Branded links may also integrate keywords or other relevant language to grant readers a better sense of the hyperlink’s destination. For example, instead of sending readers directly to REI’s homepage, anchor text may be worded as “REI women’s hiking boots” to reference both the company’s name and intended brand category.
Sometimes referred to as “optimized links,” this type of anchor text refers to links that feature the exact keywords of the destination page. This type of anchor text enhances SEO when used sparingly.
If the branded link is removed, the aforementioned women’s hiking boots example qualifies as an exact keyword match—assuming that “women’s hiking boots” constitutes the page’s primary keyword. Anchor text commonly incorporates both short and long-tail keywords.
Partial keyword matches
Not every hyperlink needs to reference a main keyword. In fact, high keyword usage is best avoided, as it brings a spammy feel to otherwise authoritative content. Variations on keywords, however, prevent repetition while still incorporating relevant links.
If, for example, the primary keyword of a web page is “managed IT services,” anchor text with a partial match might reference “managed services for small businesses.”
Naked links incorporate a landing page’s URL into the anchor text. The term “naked” describes the visibility of the URL, which is typically hidden from sight.
As its name suggests, generic anchor text features a basic word or phrase such as “read more.” This directs visitors to a different website without getting into specifics regarding the intended destination.
5 Best Practices for Optimizing Anchor Text
No one application of anchor text works for every hyperlink. The best type of anchor text to use depends on the purpose of the content and the nature of the linked landing page.
Ideally, however, optimized content features several types of anchor text—all used sparingly to prevent keyword stuffing penalties.
1. Aim for relevance.
Readers hate surprises. Most will be upset if anchor text implies a specific type of landing page but leads elsewhere instead. Stick with relevant hyperlinks that are naturally integrated into content to meet your readers’ expectations.

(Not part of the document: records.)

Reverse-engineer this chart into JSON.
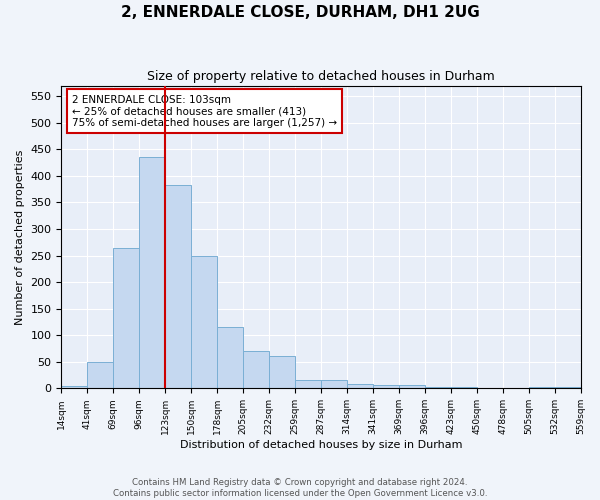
{
  "title": "2, ENNERDALE CLOSE, DURHAM, DH1 2UG",
  "subtitle": "Size of property relative to detached houses in Durham",
  "xlabel": "Distribution of detached houses by size in Durham",
  "ylabel": "Number of detached properties",
  "bar_values": [
    5,
    50,
    265,
    435,
    383,
    250,
    115,
    70,
    60,
    15,
    15,
    8,
    6,
    6,
    2,
    3,
    0,
    0,
    3,
    2
  ],
  "bar_labels": [
    "14sqm",
    "41sqm",
    "69sqm",
    "96sqm",
    "123sqm",
    "150sqm",
    "178sqm",
    "205sqm",
    "232sqm",
    "259sqm",
    "287sqm",
    "314sqm",
    "341sqm",
    "369sqm",
    "396sqm",
    "423sqm",
    "450sqm",
    "478sqm",
    "505sqm",
    "532sqm",
    "559sqm"
  ],
  "bar_color": "#c5d8f0",
  "bar_edge_color": "#7aafd4",
  "vline_x": 3.5,
  "vline_color": "#cc0000",
  "annotation_text": "2 ENNERDALE CLOSE: 103sqm\n← 25% of detached houses are smaller (413)\n75% of semi-detached houses are larger (1,257) →",
  "annotation_box_color": "#ffffff",
  "annotation_box_edge": "#cc0000",
  "ylim": [
    0,
    570
  ],
  "yticks": [
    0,
    50,
    100,
    150,
    200,
    250,
    300,
    350,
    400,
    450,
    500,
    550
  ],
  "footer": "Contains HM Land Registry data © Crown copyright and database right 2024.\nContains public sector information licensed under the Open Government Licence v3.0.",
  "background_color": "#e8eef8",
  "grid_color": "#ffffff"
}
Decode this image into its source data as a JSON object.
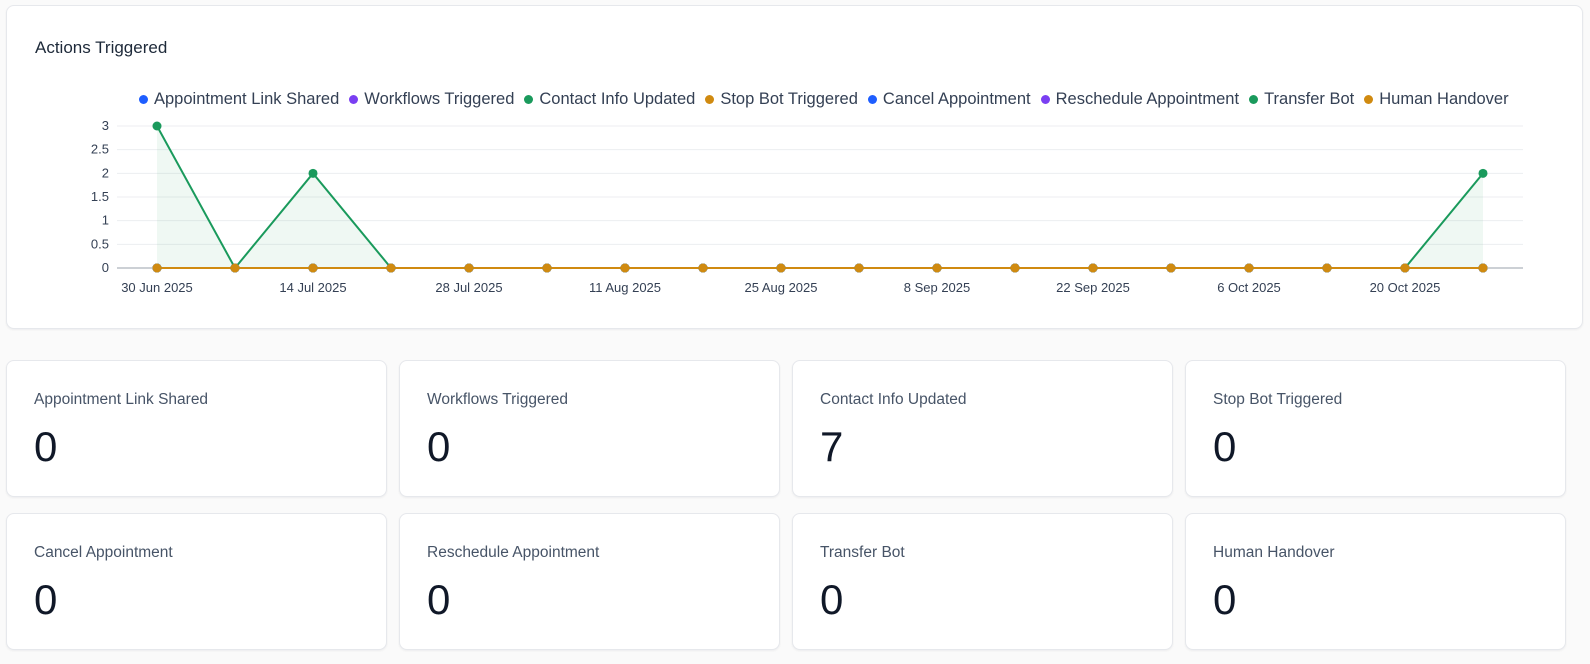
{
  "chart_card": {
    "title": "Actions Triggered"
  },
  "chart_data": {
    "type": "line",
    "title": "Actions Triggered",
    "xlabel": "",
    "ylabel": "",
    "ylim": [
      0,
      3
    ],
    "y_ticks": [
      "0",
      "0.5",
      "1",
      "1.5",
      "2",
      "2.5",
      "3"
    ],
    "x_tick_labels": [
      "30 Jun 2025",
      "14 Jul 2025",
      "28 Jul 2025",
      "11 Aug 2025",
      "25 Aug 2025",
      "8 Sep 2025",
      "22 Sep 2025",
      "6 Oct 2025",
      "20 Oct 2025"
    ],
    "x": [
      "30 Jun 2025",
      "7 Jul 2025",
      "14 Jul 2025",
      "21 Jul 2025",
      "28 Jul 2025",
      "4 Aug 2025",
      "11 Aug 2025",
      "18 Aug 2025",
      "25 Aug 2025",
      "1 Sep 2025",
      "8 Sep 2025",
      "15 Sep 2025",
      "22 Sep 2025",
      "29 Sep 2025",
      "6 Oct 2025",
      "13 Oct 2025",
      "20 Oct 2025",
      "27 Oct 2025"
    ],
    "legend_position": "top",
    "grid": true,
    "series": [
      {
        "name": "Appointment Link Shared",
        "color": "#1e5eff",
        "values": [
          0,
          0,
          0,
          0,
          0,
          0,
          0,
          0,
          0,
          0,
          0,
          0,
          0,
          0,
          0,
          0,
          0,
          0
        ]
      },
      {
        "name": "Workflows Triggered",
        "color": "#7a3ff2",
        "values": [
          0,
          0,
          0,
          0,
          0,
          0,
          0,
          0,
          0,
          0,
          0,
          0,
          0,
          0,
          0,
          0,
          0,
          0
        ]
      },
      {
        "name": "Contact Info Updated",
        "color": "#1a9a5c",
        "values": [
          3,
          0,
          2,
          0,
          0,
          0,
          0,
          0,
          0,
          0,
          0,
          0,
          0,
          0,
          0,
          0,
          0,
          2
        ]
      },
      {
        "name": "Stop Bot Triggered",
        "color": "#d08a10",
        "values": [
          0,
          0,
          0,
          0,
          0,
          0,
          0,
          0,
          0,
          0,
          0,
          0,
          0,
          0,
          0,
          0,
          0,
          0
        ]
      },
      {
        "name": "Cancel Appointment",
        "color": "#1e5eff",
        "values": [
          0,
          0,
          0,
          0,
          0,
          0,
          0,
          0,
          0,
          0,
          0,
          0,
          0,
          0,
          0,
          0,
          0,
          0
        ]
      },
      {
        "name": "Reschedule Appointment",
        "color": "#7a3ff2",
        "values": [
          0,
          0,
          0,
          0,
          0,
          0,
          0,
          0,
          0,
          0,
          0,
          0,
          0,
          0,
          0,
          0,
          0,
          0
        ]
      },
      {
        "name": "Transfer Bot",
        "color": "#1a9a5c",
        "values": [
          0,
          0,
          0,
          0,
          0,
          0,
          0,
          0,
          0,
          0,
          0,
          0,
          0,
          0,
          0,
          0,
          0,
          0
        ]
      },
      {
        "name": "Human Handover",
        "color": "#d08a10",
        "values": [
          0,
          0,
          0,
          0,
          0,
          0,
          0,
          0,
          0,
          0,
          0,
          0,
          0,
          0,
          0,
          0,
          0,
          0
        ]
      }
    ]
  },
  "stats": [
    {
      "label": "Appointment Link Shared",
      "value": "0"
    },
    {
      "label": "Workflows Triggered",
      "value": "0"
    },
    {
      "label": "Contact Info Updated",
      "value": "7"
    },
    {
      "label": "Stop Bot Triggered",
      "value": "0"
    },
    {
      "label": "Cancel Appointment",
      "value": "0"
    },
    {
      "label": "Reschedule Appointment",
      "value": "0"
    },
    {
      "label": "Transfer Bot",
      "value": "0"
    },
    {
      "label": "Human Handover",
      "value": "0"
    }
  ]
}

2. Don’t forget backlink quality.
The quality of each link is determined not only on the language used to set it apart, but also on its destination. No matter how effectively you write your anchor text, it will matter little if you reference a low-quality, spammy website.
Conversely, hyperlinks that lead to your website should not be forced on other web pages, e.g., by way of comment spam. Ideally, getting links to your own website should occur naturally, through other webmasters recognizing your site as an authoritative resource.
3. Use anchor text sparingly.
Excessive anchor text is the hyperlink equivalent of keyword stuffing. Both lead to search engine penalties. Never link to another page simply for the sake of it. Every hyperlink should provide clear value to the reader.
4. Emphasize branded links over exact keyword matches.
The Forbes Communication Council recommends using exact match keywords sparingly, as past overuse has prompted Google to penalize even moderate integration of such hyperlinks. Instead, experts advise opting primarily for branded anchors, supplemented occasionally by a blend of the other types of anchor text referenced above. Exact matches and long-tail keywords should form no more than 1% of all anchor text.
5. Pay attention to the surrounding text.
The text preceding and following each hyperlink should flow naturally while also relating to the link’s destination. Surrounding text can increase the relevance of the anchor text by granting the reader greater insight into why a particular landing page has been referenced.
When incorporated strategically, anchor text strengthens SEO while also providing value to website visitors. When in doubt, use hyperlinks sparingly, and go for quality over quantity. In the long run, this minimalist approach can improve user experience and get your page to rank better in Google’s search results.